Murphy Talmadge (L) and Norreese Haynes (R) at the Hill celebration.
State Senator Gail Davenport was also in attendance last night at Victor’s celebration as well as State Representative Sandra G. Scott and her husband Eddie Scott. State Representative-elect Demetrius Douglass showed up. Heck, Douglass’s opponent, former State Representative Glenn Baker, showed up in a pontoon boat with County Commissioner Michael Edmondson and others on board. They pulled up to the dock at Mitzi Bicker’s pier. Former Commissioner Robbie Moore showed up with Clayton County’s political legend, J. Charley Griswell. Perhaps Moore more than anyone else helped spearhead support for Victor Hill. I even talked with young Murphy Talmadge at Victor’s party. Who’s he? Well, he is a descendent of the Talmadges who ruled Georgia for 50 years, the great grandson of ole Gene Talmadge who was elected more times for governor in Georgia than anyone in the history of Georgia. Heck, I even saw media and marketing consultant Josh Stanley of Haralson County at Victor’s party. Why was this bi-racial crowd celebrating Victor’s victory? Because they see Victor Hill as someone who will scare the hell out the thugs who are running the streets in Clayton County. If they were running the streets of Habersham or Tuxedo in Buckhead, the high and mighty up there might be calling for Lil Vic to help them out too!
Apparently, Kimbrough’s poor judgment didn’t set well with the voters.
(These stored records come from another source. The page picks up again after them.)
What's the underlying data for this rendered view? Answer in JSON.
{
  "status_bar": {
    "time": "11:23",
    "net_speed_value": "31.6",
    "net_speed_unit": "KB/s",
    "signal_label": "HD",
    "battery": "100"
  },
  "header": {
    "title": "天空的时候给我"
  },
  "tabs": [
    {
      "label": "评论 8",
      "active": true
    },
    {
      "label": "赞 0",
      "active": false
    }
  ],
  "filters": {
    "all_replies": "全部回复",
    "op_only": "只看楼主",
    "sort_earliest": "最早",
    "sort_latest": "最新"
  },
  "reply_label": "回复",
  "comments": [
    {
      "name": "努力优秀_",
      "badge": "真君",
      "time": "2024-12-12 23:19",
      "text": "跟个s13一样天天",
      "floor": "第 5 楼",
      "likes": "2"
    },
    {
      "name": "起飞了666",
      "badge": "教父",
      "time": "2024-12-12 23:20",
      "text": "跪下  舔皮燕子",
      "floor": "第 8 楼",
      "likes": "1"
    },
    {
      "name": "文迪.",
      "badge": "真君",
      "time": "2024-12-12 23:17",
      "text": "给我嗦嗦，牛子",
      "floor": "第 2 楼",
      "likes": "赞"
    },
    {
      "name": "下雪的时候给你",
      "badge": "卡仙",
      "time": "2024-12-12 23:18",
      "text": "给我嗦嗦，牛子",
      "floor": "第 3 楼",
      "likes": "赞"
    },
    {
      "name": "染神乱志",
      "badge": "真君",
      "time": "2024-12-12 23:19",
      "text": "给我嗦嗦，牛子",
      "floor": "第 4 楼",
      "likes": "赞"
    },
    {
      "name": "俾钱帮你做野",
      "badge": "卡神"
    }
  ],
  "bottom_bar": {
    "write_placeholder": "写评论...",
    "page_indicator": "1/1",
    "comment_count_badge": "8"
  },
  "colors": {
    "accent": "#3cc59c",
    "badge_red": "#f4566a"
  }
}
State Senator Gail Davenport finally defeated her political nemesis, Gail Buckner. She beat back Buckner’s strong showing in Clayton County with huge support from South DeKalb voters. This race was a very interesting race since Buckner once held this post, gave it up to run for higher office, came back and defeated Davenport, and came back this year to try to take this Senate seat away from Davenport again. Davenport hung on for a convincing 54% to 46% victory. The Davenport Family is one of Clayton County’s oldest and finest families. Gail’s sweet sister, Carolyn Davenport, a retired Clayton County educator, was with Gail last night, and I am sure that their ancestors who started Dixon Grove Baptist Church off Fielder Road about a century ago are smiling with favor upon their daughter, Gail Davenport, for getting re-elected again. In the last two elections, Gail has beaten back two strong challenges from Mike Glanton and Gail Buckner.